If you're a freelance journalist or content creator, the AI impact is brutal and it's already happened.

Rates for commodity content have collapsed. Why would an editor pay a freelancer to write something AI can produce for free? Commissioning budgets have been cut because AI handles more of the content that freelancers used to provide.

The freelancers who are surviving are the ones who do things AI can't: original reporting, specialist knowledge, unique access, distinctive voice. The ones who produced serviceable-but-generic content are being priced out by AI.

This isn't a future prediction. It's the present. i know freelance journalists who've seen their income drop 40-60% in the last two years. That's not a slowdown. That's an industry restructuring beneath their feet.

The magazine and digital media picture

Magazines and digital media companies are using AI to produce content at scale. Some are open about it. Others are less so. The number of human writers at content-driven websites has plummeted.

The ones that were essentially content farms, producing SEO-optimised articles to capture search traffic, were always vulnerable. AI content farms can produce the same material at a fraction of the cost. The humans who wrote "10 Best Vacuum Cleaners for Pet Owners" for a living are in serious trouble. And honestly, as a reader, i can't say the quality difference is enormous.

But quality publications that depend on editorial voice, original reporting, and reader trust are also affected. Not because AI replaces their journalism, but because AI-generated content flooding the market devalues all content. When there's unlimited mediocre content available for free, even excellent content struggles to command a price.

What's growing in media

AI-specific journalism. Ironically, one of the growing beats in journalism is covering AI itself. The companies, the policies, the societal implications. Journalists who understand AI deeply enough to report on it critically are in demand.

Investigative and accountability journalism. Foundations, nonprofits, and some publishers are investing in investigative work because it's the one thing that clearly justifies human journalism. The model is changing (more foundation-funded, less advertising-funded) but the demand is there.

Multimedia and experiential storytelling. Podcasts, newsletters, events, community-building. The media businesses that are working aren't just producing content. They're building relationships with audiences. AI can produce content. It can't host a live event or build a community.

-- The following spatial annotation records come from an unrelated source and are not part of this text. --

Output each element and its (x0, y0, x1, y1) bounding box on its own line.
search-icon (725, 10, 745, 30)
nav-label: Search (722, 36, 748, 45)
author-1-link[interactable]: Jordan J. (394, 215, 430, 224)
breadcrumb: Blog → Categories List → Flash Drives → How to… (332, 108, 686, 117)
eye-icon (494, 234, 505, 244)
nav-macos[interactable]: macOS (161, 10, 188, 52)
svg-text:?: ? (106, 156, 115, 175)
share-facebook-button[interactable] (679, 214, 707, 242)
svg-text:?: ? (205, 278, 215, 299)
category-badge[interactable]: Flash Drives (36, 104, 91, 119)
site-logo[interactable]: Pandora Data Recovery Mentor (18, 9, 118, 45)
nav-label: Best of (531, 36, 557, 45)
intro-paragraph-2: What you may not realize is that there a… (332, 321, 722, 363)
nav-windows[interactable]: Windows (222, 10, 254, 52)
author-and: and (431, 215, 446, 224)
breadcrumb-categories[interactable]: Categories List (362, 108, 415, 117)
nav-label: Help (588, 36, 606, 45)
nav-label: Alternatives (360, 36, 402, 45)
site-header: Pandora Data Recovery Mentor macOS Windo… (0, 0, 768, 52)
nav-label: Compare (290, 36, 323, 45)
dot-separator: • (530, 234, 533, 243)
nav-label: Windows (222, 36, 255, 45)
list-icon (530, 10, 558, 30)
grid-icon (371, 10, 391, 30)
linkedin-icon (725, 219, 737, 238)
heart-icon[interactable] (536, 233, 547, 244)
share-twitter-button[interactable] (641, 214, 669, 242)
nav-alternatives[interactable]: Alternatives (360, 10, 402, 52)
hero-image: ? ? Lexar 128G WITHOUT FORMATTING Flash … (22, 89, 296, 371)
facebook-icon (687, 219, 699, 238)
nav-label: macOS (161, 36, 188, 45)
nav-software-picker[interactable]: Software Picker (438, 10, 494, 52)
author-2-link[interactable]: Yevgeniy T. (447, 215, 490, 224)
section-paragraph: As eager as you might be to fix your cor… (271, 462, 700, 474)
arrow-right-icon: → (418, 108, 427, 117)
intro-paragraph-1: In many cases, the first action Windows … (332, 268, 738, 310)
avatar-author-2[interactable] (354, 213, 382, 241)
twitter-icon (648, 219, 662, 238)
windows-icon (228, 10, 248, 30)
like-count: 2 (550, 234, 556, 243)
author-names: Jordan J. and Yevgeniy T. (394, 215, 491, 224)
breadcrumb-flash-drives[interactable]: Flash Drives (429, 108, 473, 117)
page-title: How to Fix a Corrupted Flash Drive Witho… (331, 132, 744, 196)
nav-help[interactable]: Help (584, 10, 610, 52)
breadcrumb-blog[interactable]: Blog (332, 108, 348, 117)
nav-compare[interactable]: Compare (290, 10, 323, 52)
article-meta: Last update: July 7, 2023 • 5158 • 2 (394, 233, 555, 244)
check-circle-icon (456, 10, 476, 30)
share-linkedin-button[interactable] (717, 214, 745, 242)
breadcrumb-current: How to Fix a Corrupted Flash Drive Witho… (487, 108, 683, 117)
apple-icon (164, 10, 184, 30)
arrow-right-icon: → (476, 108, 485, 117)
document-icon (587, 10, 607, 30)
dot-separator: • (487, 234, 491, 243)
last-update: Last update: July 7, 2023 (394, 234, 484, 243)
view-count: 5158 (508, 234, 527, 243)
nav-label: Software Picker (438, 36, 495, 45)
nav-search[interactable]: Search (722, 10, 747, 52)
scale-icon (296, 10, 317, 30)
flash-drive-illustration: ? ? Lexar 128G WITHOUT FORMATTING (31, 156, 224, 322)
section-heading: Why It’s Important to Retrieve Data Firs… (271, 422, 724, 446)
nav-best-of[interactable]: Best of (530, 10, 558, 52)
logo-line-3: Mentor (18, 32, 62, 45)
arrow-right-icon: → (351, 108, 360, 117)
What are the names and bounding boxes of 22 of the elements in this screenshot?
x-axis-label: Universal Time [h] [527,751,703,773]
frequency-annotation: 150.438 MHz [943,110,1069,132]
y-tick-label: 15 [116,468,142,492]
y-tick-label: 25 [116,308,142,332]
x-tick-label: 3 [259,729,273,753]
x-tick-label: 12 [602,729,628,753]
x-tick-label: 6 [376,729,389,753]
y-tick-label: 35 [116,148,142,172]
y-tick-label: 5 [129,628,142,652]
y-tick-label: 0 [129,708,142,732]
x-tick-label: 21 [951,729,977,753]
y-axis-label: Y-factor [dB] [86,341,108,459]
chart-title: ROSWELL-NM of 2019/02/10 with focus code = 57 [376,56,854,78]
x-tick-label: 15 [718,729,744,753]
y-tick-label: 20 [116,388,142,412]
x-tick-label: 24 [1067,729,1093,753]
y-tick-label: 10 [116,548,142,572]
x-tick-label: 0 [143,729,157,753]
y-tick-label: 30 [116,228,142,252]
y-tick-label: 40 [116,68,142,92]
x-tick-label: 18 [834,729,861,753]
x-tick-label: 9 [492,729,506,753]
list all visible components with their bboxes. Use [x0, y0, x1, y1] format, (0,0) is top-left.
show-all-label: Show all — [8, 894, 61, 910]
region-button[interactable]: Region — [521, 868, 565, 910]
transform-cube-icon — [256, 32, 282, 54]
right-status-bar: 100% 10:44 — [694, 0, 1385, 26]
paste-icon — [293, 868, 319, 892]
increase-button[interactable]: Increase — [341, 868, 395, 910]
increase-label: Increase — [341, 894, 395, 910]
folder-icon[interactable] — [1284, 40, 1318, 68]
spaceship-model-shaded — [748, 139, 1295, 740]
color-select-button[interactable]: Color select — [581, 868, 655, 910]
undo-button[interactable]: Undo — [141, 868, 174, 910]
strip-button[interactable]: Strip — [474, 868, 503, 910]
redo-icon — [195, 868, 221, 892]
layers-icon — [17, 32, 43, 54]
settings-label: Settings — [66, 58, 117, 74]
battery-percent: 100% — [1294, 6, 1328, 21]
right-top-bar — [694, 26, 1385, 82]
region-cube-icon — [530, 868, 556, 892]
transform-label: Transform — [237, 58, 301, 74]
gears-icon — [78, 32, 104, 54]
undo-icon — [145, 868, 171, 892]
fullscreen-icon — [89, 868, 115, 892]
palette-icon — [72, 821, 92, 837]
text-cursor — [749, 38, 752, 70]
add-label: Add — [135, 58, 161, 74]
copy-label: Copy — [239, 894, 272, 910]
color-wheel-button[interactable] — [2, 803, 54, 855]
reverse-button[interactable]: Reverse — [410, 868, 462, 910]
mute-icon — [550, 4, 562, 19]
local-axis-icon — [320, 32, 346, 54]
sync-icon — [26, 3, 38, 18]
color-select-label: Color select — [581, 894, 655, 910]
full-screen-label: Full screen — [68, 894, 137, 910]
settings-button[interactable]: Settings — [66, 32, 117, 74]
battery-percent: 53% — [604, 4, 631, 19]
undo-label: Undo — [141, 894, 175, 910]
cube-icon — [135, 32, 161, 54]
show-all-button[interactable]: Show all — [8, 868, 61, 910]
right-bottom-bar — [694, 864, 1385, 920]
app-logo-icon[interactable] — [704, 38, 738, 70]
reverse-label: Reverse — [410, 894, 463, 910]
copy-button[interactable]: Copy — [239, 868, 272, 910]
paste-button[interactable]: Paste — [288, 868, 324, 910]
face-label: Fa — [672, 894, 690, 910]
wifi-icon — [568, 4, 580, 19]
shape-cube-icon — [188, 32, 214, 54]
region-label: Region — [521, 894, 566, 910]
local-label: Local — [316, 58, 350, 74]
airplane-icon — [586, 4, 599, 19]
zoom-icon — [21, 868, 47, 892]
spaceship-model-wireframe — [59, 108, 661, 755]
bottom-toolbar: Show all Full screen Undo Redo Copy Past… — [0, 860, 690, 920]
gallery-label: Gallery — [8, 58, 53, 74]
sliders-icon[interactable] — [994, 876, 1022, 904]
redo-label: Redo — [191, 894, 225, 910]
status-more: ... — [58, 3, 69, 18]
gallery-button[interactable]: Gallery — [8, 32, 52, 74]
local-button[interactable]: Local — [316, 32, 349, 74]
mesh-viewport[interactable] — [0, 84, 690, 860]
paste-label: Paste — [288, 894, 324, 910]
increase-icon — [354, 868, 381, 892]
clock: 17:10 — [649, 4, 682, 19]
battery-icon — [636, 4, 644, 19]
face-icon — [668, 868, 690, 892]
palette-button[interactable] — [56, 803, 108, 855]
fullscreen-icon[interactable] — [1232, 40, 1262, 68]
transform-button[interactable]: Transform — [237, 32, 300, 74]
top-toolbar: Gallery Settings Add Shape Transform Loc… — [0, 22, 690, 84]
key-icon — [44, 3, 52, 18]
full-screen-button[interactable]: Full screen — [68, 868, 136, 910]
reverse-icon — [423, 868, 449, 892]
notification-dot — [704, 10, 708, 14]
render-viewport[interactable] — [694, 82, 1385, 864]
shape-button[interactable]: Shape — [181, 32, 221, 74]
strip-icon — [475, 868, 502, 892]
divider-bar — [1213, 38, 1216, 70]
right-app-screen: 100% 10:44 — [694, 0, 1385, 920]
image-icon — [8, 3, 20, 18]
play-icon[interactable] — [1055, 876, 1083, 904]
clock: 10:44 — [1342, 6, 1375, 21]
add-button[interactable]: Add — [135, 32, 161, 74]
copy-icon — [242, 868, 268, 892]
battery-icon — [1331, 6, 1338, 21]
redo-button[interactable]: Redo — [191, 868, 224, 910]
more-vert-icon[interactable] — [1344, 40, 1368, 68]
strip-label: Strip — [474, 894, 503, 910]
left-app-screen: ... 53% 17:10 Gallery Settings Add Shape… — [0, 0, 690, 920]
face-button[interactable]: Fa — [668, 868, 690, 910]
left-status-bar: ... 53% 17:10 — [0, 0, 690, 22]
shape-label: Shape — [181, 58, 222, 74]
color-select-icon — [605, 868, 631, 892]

Communications and corporate content. This is the pragmatic option. Many journalists are moving into communications, PR, and corporate content roles where their writing skills, editorial judgement, and ability to tell stories are valued. The pay is usually better. The existential satisfaction is usually worse. Welcome to trade-offs.

What to do if you work in media

If you're a staff journalist: get closer to original reporting and specialist knowledge. The generalist news reporter is the most vulnerable role. The specialist with sources and expertise is the least. Build a beat. Build sources. Build a reputation for knowing things that AI doesn't.

If you're a freelancer: specialise or diversify. Having a clear specialism with unique expertise commands higher rates. Alternatively, diversifying into adjacent areas (copywriting that AI can't do, corporate communications, consulting) reduces your dependency on editorial commissioning.

If you're in production or support: the roles that involve judgement (editorial judgement, ethical decisions, strategic choices) are safer than the roles that involve processing (transcription, formatting, scheduling). Move towards judgement wherever possible.

If you're early career: learn AI tools deeply. Not to replace your journalism skills but to augment them. A journalist who can use AI for data analysis, research, and production is more valuable than one who can't. And understand that the business model of media is changing. The jobs that exist in five years might look very different from the ones that exist today.

The media industry has survived print's decline, the internet, social media, and a dozen other existential threats. It'll survive AI too. But "the industry survives" and "my job survives" are different statements. Know the difference.

The one thing to do today: look at the content you produce and ask yourself what percentage of it AI could produce to an acceptable standard. The percentage it can't is your competitive advantage. Make sure your employer knows it too.